TeleScope API

Semantic Address API

Query any product's semantic address, where it lands in AI meaning-space, verified across multiple models.

Endpoint

GET /api/public/address?store={domain}&product={handle-or-id}
GET /api/public/address?text={raw text}

Response 200 (application/json):
{
  "atlas_version": "v1.0",
  "product": {
    "title": string,
    "store": string,
    "id": string,
    "gtin": string | null,
    "sku": string | null,
    "url": string
  },
  "address": {
    "top_concepts": [
      { "concept": string, "category": string,
        "openai_similarity": number, "gemini_similarity": number }
    ],
    "cross_model_agreement": number,   // Pearson r across models
    "placement_score": number,         // 0-100
    "category_verdict": string,
    "flags": string[]                  // off_panel | thin_text | models_disagree
  }
}

Try it

curl "https://anchor-map-match.lovable.app/api/public/address?store=nitinkumarbooks.com&product=mastering-web3-and-crypto-for-investors-and-builders"

Live example (cached)

nitinkumarbooks.com · mastering-web3-and-crypto-for-investors-and-builders
{
  "atlas_version": "v1.0",
  "product": {
    "title": "Mastering Web3 and Crypto: For Investors and Builders",
    "store": "nitinkumarbooks.com",
    "id": null,
    "gtin": null,
    "sku": null,
    "url": "https://nitinkumarbooks.com/products/mastering-web3-and-crypto-for-investors-and-builders"
  },
  "address": {
    "top_concepts": [
      {
        "concept": "web3 blockchain book",
        "category": "Books & media",
        "openai_similarity": 0.71,
        "gemini_similarity": 0.69
      },
      {
        "concept": "cryptocurrency investing guide",
        "category": "Books & media",
        "openai_similarity": 0.68,
        "gemini_similarity": 0.66
      }
    ],
    "cross_model_agreement": 0.81,
    "placement_score": 72,
    "category_verdict": "Books & media",
    "flags": []
  },
  "_note": "Live scoring unavailable, showing cached example."
}

Use cases

Four ways teams wire one JSON endpoint into an existing pipeline.

AI shopping agents

Verify what a product IS before recommending it.

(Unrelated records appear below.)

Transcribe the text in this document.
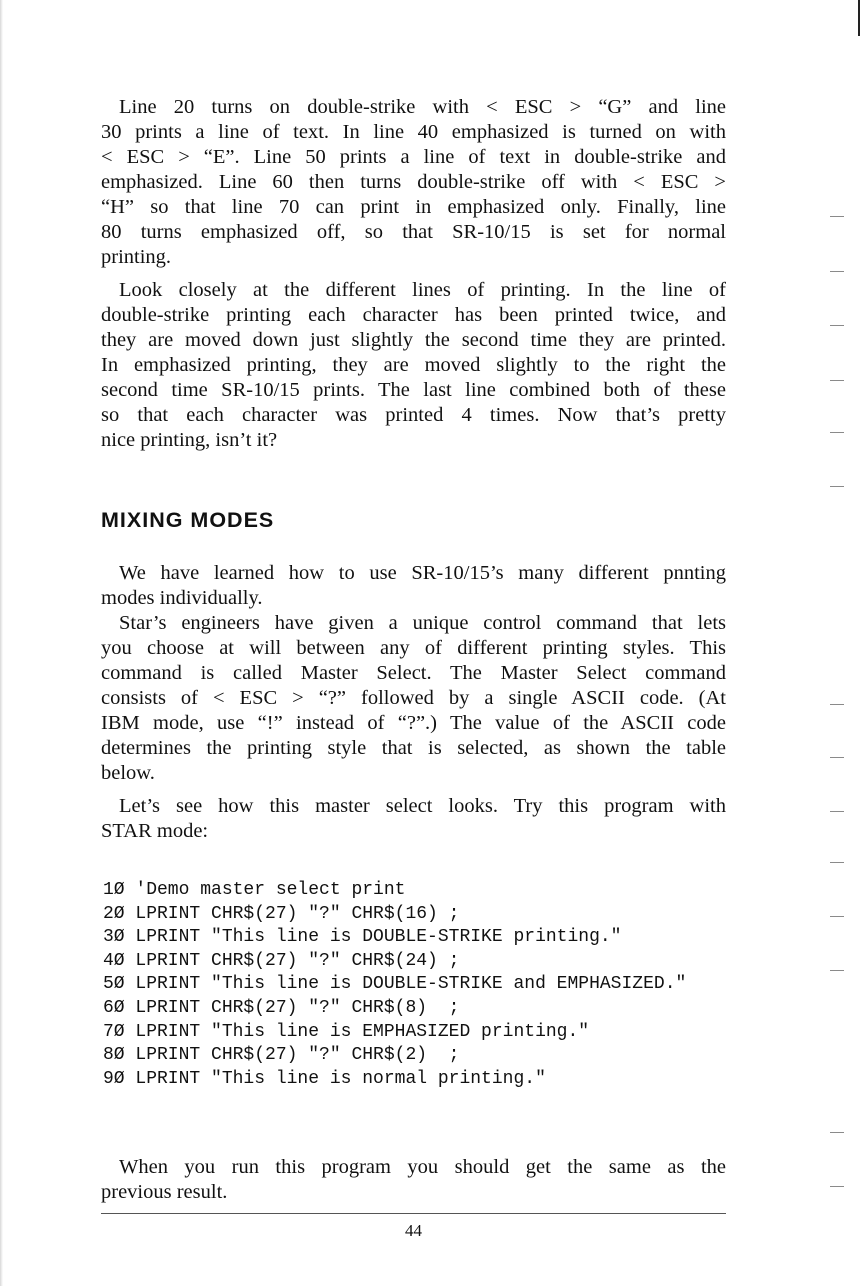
Line 20 turns on double-strike with < ESC > “G” and line
30 prints a line of text. In line 40 emphasized is turned on with
< ESC > “E”. Line 50 prints a line of text in double-strike and
emphasized. Line 60 then turns double-strike off with < ESC >
“H” so that line 70 can print in emphasized only. Finally, line
80 turns emphasized off, so that SR-10/15 is set for normal
printing.

Look closely at the different lines of printing. In the line of
double-strike printing each character has been printed twice, and
they are moved down just slightly the second time they are printed.
In emphasized printing, they are moved slightly to the right the
second time SR-10/15 prints. The last line combined both of these
so that each character was printed 4 times. Now that’s pretty
nice printing, isn’t it?

MIXING MODES

We have learned how to use SR-10/15’s many different pnnting
modes individually.

Star’s engineers have given a unique control command that lets
you choose at will between any of different printing styles. This
command is called Master Select. The Master Select command
consists of < ESC > “?” followed by a single ASCII code. (At
IBM mode, use “!” instead of “?”.) The value of the ASCII code
determines the printing style that is selected, as shown the table
below.

Let’s see how this master select looks. Try this program with
STAR mode:

1Ø 'Demo master select print
2Ø LPRINT CHR$(27) "?" CHR$(16) ;
3Ø LPRINT "This line is DOUBLE-STRIKE printing."
4Ø LPRINT CHR$(27) "?" CHR$(24) ;
5Ø LPRINT "This line is DOUBLE-STRIKE and EMPHASIZED."
6Ø LPRINT CHR$(27) "?" CHR$(8)  ;
7Ø LPRINT "This line is EMPHASIZED printing."
8Ø LPRINT CHR$(27) "?" CHR$(2)  ;
9Ø LPRINT "This line is normal printing."

When you run this program you should get the same as the
previous result.

44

GET /api/public/address?store=acme.com&product=running-shoe-42
→ address.top_concepts[0].concept === "trail running shoes"
→ product.gtin, product.sku   // identity keys to hand off

Feed & catalog tools

Validate placement before publishing. Fail the CI check on mismatch.

# pre-publish check
addr=$(curl -s ".../address?store=$STORE&product=$H" | jq -r \
  '.address.category_verdict')
[ "$addr" = "$DECLARED_TYPE" ] || exit 1

Agencies & SEO apps

Attach cross-model placement evidence to client reports.

// before rewrite
before = await addr(store, handle)
// after rewrite
after  = await addr(store, handle)
delta  = after.placement_score - before.placement_score

Marketplaces & aggregators

Normalize third-party catalogs onto one category grid.

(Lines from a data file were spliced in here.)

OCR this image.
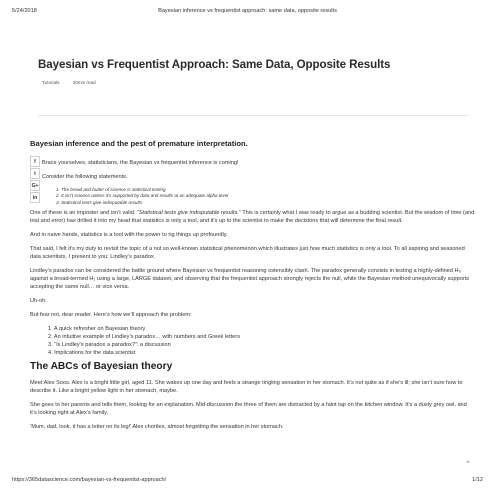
5/24/2018	Bayesian inference vs frequentist approach: same data, opposite results
Bayesian vs Frequentist Approach: Same Data, Opposite Results
Tutorials	20min read
Bayesian inference and the pest of premature interpretation.

Brace yourselves, statisticians, the Bayesian vs frequentist inference is coming!

Consider the following statements.

1. The bread and butter of science is statistical testing
2. It isn’t science unless it’s supported by data and results at an adequate alpha level
3. Statistical tests give indisputable results

One of these is an imposter and isn’t valid. “Statistical tests give indisputable results.” This is certainly what I was ready to argue as a budding scientist. But the wisdom of time (and trial and error) has drilled it into my head that statistics is only a tool, and it’s up to the scientist to make the decisions that will determine the final result.

And in naive hands, statistics is a tool with the power to rig things up profoundly.

That said, I felt it’s my duty to revisit the topic of a not so well-known statistical phenomenon which illustrates just how much statistics is only a tool. To all aspiring and seasoned data scientists, I present to you: Lindley’s paradox.

Lindley’s paradox can be considered the battle ground where Bayesian vs frequentist reasoning ostensibly clash. The paradox generally consists in testing a highly-defined H₀ against a broad-termed H₁ using a large, LARGE dataset, and observing that the frequentist approach strongly rejects the null, while the Bayesian method unequivocally supports accepting the same null… or vice versa.

Uh-oh.

But fear not, dear reader. Here’s how we’ll approach the problem:

1. A quick refresher on Bayesian theory
2. An intuitive example of Lindley’s paradox… with numbers and Greek letters
3. “Is Lindley’s paradox a paradox?”: a discussion
4. Implications for the data scientist
The ABCs of Bayesian theory

Meet Alex Soos. Alex is a bright little girl, aged 11. She wakes up one day and feels a strange tingling sensation in her stomach. It’s not quite as if she’s ill; she isn’t sure how to describe it. Like a bright yellow light in her stomach, maybe.

She goes to her parents and tells them, looking for an explanation. Mid-discussion the three of them are distracted by a faint tap on the kitchen window. It’s a dusty grey owl, and it’s looking right at Alex’s family.

‘Mum, dad, look, it has a letter on its leg!’ Alex chortles, almost forgetting the sensation in her stomach.

f
t
G+
in
⌃
https://365datascience.com/bayesian-vs-frequentist-approach/	1/12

// each item lands on the same taxonomy
item.category_path
// e.g. "Apparel & Accessories > Shoes > Athletic Shoes"
// (Google + Shopify taxonomy, cross-model verified)

The shared map

Every audit computes a store's semantic address on one shared grid. As the map fills in, any agent can look up any store, one address system for AI commerce.

your storeyour storeyour storeTELESCOPE · SHARED SEMANTIC GRID

0 stores mapped · Panel v3.0.1

Responses are cached for 1 hour. CORS: any origin. No auth required.